Шрифт:
Интервал:
Закладка:
Довольный фараон осыпал своего любимого лекаря дарами, высшие сановники Египта считали за честь лечиться у Нафана, его наперебой приглашали на пиры, перед ним заискивали, его расположения искали. Некоторые обращались к нему не как к лекарю, а как к влиятельной особе, способной оказать содействие в том или ином деле. Нафан охотно оказывал подобные услуги, поскольку они хорошо вознаграждались, а ведь только глупец будет отказываться от того блага, которое само приходит к нему в руки. Тем более, что все сановники были рады услужить Нафану, поскольку через него узнавали они о том, в каком расположении духа находится фараон. Отец Мернептаха, Рамсес II, был прирожденным правителем, и те решения, которые он принимал, зависели не от его настроения, а от того, как выйдет больше пользы для Египта.

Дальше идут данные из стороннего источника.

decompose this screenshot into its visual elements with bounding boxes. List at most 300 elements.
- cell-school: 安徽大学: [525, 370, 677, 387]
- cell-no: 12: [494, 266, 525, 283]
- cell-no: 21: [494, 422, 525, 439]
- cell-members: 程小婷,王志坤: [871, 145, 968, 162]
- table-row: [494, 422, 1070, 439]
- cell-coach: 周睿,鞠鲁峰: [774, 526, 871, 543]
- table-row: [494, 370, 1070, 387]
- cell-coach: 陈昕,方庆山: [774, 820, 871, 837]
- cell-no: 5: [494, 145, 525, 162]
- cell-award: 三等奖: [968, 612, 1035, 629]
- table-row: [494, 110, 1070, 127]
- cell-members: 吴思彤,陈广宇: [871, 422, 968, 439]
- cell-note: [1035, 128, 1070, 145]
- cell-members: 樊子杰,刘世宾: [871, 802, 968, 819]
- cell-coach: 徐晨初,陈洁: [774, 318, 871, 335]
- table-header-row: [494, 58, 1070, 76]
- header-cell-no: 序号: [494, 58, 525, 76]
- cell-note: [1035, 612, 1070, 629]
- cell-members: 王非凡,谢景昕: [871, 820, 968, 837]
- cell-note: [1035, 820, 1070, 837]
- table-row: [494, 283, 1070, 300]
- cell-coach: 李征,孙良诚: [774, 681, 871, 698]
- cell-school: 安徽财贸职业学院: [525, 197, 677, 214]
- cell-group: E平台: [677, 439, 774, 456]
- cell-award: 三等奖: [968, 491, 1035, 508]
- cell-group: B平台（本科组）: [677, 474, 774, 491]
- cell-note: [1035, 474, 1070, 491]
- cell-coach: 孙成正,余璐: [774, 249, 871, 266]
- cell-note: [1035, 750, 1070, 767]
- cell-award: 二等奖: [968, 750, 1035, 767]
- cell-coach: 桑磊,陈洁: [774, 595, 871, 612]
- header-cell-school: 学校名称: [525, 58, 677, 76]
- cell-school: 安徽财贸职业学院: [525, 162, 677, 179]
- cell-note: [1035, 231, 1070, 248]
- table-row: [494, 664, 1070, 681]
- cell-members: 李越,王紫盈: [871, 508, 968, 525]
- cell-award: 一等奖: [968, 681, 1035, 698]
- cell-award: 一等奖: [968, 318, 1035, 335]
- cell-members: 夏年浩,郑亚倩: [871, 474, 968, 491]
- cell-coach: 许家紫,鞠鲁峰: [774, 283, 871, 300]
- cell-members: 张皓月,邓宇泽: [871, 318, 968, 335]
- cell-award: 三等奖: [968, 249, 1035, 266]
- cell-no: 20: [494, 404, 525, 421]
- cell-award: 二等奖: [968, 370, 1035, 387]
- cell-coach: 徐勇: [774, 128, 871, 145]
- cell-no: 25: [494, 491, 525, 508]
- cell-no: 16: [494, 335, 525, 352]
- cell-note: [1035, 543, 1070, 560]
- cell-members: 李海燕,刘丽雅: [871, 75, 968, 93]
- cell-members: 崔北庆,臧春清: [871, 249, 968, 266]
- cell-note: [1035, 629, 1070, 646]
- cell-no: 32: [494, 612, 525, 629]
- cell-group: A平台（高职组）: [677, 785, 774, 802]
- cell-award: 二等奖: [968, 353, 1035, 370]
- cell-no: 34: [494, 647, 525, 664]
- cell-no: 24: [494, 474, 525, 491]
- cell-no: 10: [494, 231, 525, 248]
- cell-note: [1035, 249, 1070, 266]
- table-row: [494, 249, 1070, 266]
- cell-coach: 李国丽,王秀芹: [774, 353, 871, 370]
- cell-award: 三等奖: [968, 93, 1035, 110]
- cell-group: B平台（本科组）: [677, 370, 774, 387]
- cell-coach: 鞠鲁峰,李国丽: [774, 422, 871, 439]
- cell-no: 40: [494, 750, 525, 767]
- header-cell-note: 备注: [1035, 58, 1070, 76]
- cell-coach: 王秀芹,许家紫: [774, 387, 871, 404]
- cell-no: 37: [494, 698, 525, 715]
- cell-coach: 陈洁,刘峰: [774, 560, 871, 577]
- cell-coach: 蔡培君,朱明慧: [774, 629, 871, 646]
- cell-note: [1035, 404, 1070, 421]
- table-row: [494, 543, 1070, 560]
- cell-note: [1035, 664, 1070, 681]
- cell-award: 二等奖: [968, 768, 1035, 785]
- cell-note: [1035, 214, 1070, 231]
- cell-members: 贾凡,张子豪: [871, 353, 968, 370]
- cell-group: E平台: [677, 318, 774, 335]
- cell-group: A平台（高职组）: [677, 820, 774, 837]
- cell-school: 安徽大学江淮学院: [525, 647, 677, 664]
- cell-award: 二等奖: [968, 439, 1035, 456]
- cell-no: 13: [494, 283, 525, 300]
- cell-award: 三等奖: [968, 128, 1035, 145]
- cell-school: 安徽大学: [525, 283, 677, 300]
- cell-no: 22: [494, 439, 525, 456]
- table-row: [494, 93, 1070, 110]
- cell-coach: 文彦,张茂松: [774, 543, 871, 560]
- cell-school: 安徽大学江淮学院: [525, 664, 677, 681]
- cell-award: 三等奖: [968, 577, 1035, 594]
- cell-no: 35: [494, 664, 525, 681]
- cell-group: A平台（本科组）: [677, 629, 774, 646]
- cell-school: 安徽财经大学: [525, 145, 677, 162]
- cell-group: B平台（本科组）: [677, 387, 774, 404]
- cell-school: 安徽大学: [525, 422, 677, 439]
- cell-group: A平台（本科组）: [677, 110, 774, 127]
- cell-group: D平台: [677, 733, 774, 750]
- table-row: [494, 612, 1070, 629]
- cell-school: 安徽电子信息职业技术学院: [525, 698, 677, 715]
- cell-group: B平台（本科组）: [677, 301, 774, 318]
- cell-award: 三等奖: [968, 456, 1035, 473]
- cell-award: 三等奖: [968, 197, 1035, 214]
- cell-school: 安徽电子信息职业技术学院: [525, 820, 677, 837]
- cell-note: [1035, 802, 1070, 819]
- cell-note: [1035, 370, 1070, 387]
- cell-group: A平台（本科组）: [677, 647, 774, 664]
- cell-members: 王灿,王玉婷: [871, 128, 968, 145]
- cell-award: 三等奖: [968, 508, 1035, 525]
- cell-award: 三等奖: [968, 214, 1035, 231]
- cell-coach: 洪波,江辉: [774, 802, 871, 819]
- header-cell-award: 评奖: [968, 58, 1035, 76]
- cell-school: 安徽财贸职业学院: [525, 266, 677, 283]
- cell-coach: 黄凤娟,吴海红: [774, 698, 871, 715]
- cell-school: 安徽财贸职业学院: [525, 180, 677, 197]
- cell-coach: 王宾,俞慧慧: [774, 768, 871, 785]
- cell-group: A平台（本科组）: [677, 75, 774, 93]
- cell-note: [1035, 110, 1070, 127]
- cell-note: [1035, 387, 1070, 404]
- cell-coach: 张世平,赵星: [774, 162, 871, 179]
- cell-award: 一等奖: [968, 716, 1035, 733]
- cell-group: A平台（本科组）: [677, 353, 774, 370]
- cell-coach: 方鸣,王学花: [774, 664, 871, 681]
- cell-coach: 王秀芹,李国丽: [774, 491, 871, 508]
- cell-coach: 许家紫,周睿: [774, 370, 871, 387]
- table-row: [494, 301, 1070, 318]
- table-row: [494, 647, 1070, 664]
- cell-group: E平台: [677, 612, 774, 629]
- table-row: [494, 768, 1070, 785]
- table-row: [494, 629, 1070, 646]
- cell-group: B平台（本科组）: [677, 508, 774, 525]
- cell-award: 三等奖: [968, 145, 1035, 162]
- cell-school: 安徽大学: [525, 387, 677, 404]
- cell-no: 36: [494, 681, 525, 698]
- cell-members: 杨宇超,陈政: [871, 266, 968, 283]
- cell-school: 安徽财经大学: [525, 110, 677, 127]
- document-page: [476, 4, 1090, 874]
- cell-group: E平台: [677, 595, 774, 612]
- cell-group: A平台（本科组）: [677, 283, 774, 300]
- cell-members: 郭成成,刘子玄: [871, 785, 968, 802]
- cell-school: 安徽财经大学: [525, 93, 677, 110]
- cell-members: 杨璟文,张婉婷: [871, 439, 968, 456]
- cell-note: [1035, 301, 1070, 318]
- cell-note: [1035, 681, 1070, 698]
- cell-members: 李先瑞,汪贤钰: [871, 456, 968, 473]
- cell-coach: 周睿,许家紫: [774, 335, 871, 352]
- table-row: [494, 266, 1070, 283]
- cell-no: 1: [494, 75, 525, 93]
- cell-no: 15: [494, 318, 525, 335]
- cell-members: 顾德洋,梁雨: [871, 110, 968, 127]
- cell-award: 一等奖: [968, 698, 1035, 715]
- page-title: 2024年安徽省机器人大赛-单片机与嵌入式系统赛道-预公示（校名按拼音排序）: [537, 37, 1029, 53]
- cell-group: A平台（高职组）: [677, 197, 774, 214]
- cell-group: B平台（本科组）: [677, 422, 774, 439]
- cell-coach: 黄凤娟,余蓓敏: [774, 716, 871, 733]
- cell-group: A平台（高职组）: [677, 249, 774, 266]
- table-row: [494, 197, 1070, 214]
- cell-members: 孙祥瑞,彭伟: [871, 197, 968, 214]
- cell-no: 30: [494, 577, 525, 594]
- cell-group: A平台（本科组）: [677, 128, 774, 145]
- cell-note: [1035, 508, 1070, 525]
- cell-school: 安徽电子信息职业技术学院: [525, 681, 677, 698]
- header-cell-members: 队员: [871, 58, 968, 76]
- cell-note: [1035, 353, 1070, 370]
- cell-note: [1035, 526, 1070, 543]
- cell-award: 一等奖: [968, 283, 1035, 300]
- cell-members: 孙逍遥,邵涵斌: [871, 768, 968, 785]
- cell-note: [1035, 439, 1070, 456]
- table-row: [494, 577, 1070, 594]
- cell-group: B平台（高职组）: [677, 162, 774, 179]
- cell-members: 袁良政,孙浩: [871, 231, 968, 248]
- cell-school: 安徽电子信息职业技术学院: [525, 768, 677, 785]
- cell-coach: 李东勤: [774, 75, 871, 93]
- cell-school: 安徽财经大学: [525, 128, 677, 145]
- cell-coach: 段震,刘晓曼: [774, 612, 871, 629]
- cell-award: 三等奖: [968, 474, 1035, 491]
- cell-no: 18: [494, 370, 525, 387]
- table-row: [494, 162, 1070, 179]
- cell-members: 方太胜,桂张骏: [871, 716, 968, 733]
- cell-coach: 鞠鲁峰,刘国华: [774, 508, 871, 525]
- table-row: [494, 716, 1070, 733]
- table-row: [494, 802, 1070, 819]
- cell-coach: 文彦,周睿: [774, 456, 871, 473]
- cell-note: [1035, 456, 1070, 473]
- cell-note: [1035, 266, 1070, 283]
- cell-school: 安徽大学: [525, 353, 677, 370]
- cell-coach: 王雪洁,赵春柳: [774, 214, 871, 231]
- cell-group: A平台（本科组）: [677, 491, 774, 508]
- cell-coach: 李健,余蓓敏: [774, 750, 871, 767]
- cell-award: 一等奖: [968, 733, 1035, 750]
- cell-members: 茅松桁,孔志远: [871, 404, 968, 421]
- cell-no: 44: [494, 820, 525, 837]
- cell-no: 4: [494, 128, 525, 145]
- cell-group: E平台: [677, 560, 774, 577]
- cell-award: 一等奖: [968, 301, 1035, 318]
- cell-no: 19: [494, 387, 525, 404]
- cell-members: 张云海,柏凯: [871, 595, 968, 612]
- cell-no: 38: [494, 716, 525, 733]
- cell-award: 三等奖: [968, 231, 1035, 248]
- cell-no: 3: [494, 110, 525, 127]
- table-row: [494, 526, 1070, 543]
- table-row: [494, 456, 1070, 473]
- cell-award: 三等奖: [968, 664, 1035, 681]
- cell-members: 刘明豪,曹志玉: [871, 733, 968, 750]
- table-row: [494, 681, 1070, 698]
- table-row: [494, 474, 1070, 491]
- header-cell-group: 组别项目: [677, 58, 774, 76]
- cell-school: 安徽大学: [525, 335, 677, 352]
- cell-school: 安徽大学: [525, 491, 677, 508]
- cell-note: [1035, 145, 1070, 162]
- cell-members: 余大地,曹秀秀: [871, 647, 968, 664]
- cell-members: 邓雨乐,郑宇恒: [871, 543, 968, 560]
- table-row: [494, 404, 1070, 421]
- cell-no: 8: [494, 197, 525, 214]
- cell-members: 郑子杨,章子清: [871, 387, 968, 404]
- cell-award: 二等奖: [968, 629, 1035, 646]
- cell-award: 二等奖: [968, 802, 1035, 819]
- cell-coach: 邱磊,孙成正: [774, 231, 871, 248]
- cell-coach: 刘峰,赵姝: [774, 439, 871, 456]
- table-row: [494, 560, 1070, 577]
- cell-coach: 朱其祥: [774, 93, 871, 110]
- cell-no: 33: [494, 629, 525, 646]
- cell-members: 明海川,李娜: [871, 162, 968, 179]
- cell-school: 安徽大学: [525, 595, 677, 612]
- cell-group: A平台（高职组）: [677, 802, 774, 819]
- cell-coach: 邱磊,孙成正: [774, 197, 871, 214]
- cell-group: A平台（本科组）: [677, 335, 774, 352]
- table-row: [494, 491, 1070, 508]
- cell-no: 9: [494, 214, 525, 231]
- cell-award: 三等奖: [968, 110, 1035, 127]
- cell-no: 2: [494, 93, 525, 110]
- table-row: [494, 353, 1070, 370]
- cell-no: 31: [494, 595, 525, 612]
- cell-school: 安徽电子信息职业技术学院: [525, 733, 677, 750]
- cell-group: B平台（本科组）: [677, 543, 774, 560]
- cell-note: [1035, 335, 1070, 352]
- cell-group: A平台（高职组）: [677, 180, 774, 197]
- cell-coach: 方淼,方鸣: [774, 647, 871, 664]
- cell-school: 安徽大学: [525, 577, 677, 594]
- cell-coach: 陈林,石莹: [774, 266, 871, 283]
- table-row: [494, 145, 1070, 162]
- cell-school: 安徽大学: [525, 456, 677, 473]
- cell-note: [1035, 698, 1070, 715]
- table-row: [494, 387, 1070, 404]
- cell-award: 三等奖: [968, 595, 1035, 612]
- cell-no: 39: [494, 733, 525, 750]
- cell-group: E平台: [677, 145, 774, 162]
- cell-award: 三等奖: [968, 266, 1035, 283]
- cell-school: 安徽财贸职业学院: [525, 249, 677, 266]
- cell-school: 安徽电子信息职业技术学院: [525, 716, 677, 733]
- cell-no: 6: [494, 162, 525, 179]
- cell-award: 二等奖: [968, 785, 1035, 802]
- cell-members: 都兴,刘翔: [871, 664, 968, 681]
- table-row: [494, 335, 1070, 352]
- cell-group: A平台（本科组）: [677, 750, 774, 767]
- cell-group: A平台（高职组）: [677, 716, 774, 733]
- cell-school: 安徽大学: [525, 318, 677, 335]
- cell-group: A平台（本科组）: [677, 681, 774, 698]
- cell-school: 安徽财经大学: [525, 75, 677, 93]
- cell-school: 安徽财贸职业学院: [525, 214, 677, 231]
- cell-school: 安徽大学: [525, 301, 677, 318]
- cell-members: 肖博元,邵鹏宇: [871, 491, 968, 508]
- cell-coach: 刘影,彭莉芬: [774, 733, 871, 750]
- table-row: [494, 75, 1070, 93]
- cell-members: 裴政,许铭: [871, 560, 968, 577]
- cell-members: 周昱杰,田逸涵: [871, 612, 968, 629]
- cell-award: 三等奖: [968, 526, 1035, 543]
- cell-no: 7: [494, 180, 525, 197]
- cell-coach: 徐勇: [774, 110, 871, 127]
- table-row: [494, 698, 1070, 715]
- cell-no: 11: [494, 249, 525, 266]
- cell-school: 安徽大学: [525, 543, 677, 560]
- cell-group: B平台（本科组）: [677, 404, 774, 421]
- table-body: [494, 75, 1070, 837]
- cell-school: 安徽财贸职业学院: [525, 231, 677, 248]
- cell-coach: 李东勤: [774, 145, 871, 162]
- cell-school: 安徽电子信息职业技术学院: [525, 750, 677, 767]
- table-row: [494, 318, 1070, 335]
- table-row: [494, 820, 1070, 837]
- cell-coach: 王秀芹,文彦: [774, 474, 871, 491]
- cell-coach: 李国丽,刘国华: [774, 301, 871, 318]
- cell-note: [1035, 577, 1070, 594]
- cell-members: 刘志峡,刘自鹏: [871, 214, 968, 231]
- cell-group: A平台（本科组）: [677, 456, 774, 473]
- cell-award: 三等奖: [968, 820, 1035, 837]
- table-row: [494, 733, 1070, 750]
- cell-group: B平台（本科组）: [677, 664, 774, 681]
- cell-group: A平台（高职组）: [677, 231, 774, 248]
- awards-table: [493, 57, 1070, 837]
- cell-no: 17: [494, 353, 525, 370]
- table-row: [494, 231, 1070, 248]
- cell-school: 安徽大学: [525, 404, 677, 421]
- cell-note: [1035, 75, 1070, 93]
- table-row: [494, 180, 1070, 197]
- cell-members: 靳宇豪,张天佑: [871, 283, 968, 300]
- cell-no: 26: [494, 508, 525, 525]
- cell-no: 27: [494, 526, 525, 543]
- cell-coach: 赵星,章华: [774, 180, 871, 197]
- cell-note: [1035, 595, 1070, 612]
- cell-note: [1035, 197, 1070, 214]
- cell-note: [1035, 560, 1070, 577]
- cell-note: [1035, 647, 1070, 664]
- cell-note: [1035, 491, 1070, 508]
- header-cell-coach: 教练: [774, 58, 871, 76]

Мернептах же вершил дела, не столько думая о пользе для себя и своей страны, сколько поддаваясь своему настроению. Пребывая в дурном расположении духа, он карал там, где надо было вознаграждать, и не соглашался ни с чем, сколько бы пользы оно ни приносило. Если же настроение фараона было хорошим, то он прощал любую вину, вплоть до измены, и на все просьбы отвечал согласием. Настроение фараона было переменчивым (недаром же он то соглашался отпустить евреев, то снова говорил Моисею «я передумал», и только самые близкие к трону, в число которых входил и Нафан, могли ответить на вопрос о том, стоит ли сейчас представать перед владыкой или лучше немного погодить.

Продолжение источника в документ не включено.